Before one can dive into the depths offered by “Everywhere,” one must first explore the surface. Even when stripped to its most basic elements, this piece is about money and glory. It is a three minute and twenty second ode to themselves. Whether discussing their work ethic, loyalty or riches, Chloe x Halle want the audience to understand their unabashed pride. While women are often forced to plea for the affirmation they seek, these siblings are not posing a question to the audience. The singers are making an unsolicited but compelling statement about themselves and their womanhood.
Their contemporaries in the genre, like Miguel or The Weeknd, are praised for their exuberant confidence but women in R&B are expected to derive confidence from the approval of a love interest (who may not be, but is more than likely male). Chloe x Halle pay their respects to the genre by mentioning the smell of money “on the sheets;” and while this is more insinuation than explicit statement of a more-than-friendly encounter, it nods to the intimate and interpersonal emphasis of the genre. However, “Everywhere” also rejects R&B’s erasure of other equally important parts of the female experience. “On the sheets” is also the only line in the composition with romantic or sexual connotation underscoring the singers’ philosophy of adoration as one aspect of a much larger and complex existence that is not to be flattened into a one-dimensional love story.
Women are viewed as nurturers by nature. For women of color, society doubles-down on that assumption and reinforces its misguided beliefs with unflattering stereotypes including the mammy or the latinx nanny. The instinct to care for others is supposed to be innate, but “Everywhere” turns that expectation on its head. The two songstresses masterfully make nearly fifty “I,” statements throughout the work, demonstrating the dynamism of an ambitious woman’s story.
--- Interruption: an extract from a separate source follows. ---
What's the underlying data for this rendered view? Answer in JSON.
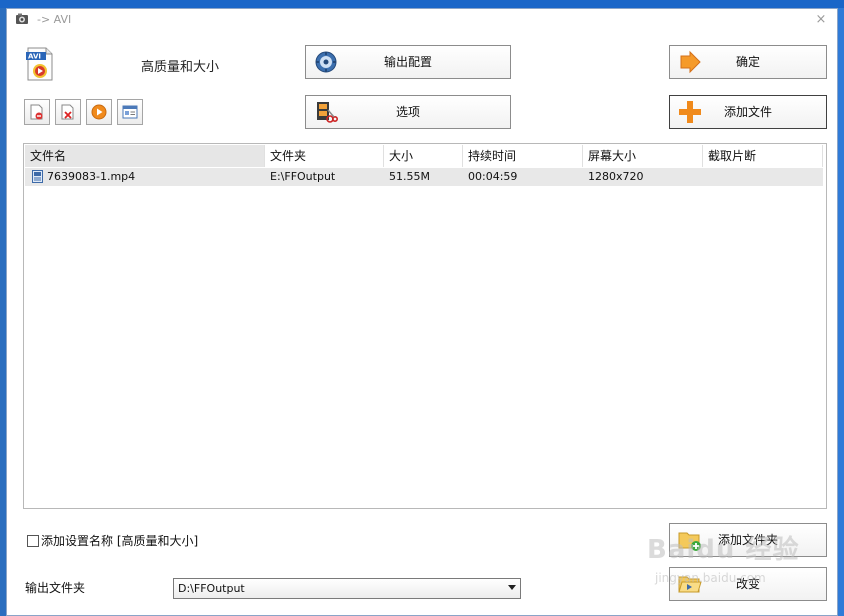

Women of color demand to be valued as individuals, not solely for their utility as nurturers. Chloe x Halle have put themselves at the forefront of their lives and, like their male counterparts, will not be shy about it. While other artists sometimes self-deprecate or apologize to compensate for perceived arrogance, the pair decided against this approach. By avoiding such capitulations, they place themselves on equal ground with their male peers who would never be expected to apologize for their confidence.
The musicality of the song breathes life into the already vibrant lyrics. Both singers have very light voices, but they chose to pair their airy vocals with a hefty bass line. Contrasting sweet vocals to substantial instrumentals highlights the duality of femininity. Femininity is typically considered to comprise elegance, grace and the more demur vein of traits. But ability and power is also considered feminine. Ethereal vocals accompanied by intense synth and bass serve to repurpose this duality and apply it to a circumstance in which a woman displays delicate feminine qualities but has chosen to care for herself and finds strength in this choice.
Though “Everywhere” displays some weaknesses (materialism, vanity etc.) it is overall a triumph. Chloe x Halle, sisters and young women of color, don’t whisper their desires but rather shout them into existence. Ultimately, the prodigies lay the groundwork for other young female artists to stand on their own without concern for male interest or external validation. Instead of creating art out of the desire to be seen, Chloe x Halle advise listeners to create in a way that aligns with their passions and onlookers will come as a natural progression of that ingenuity. Womanhood is about individuality as much as it is about community, and this R&B duo tells a tale of womanhood at its fullest potential.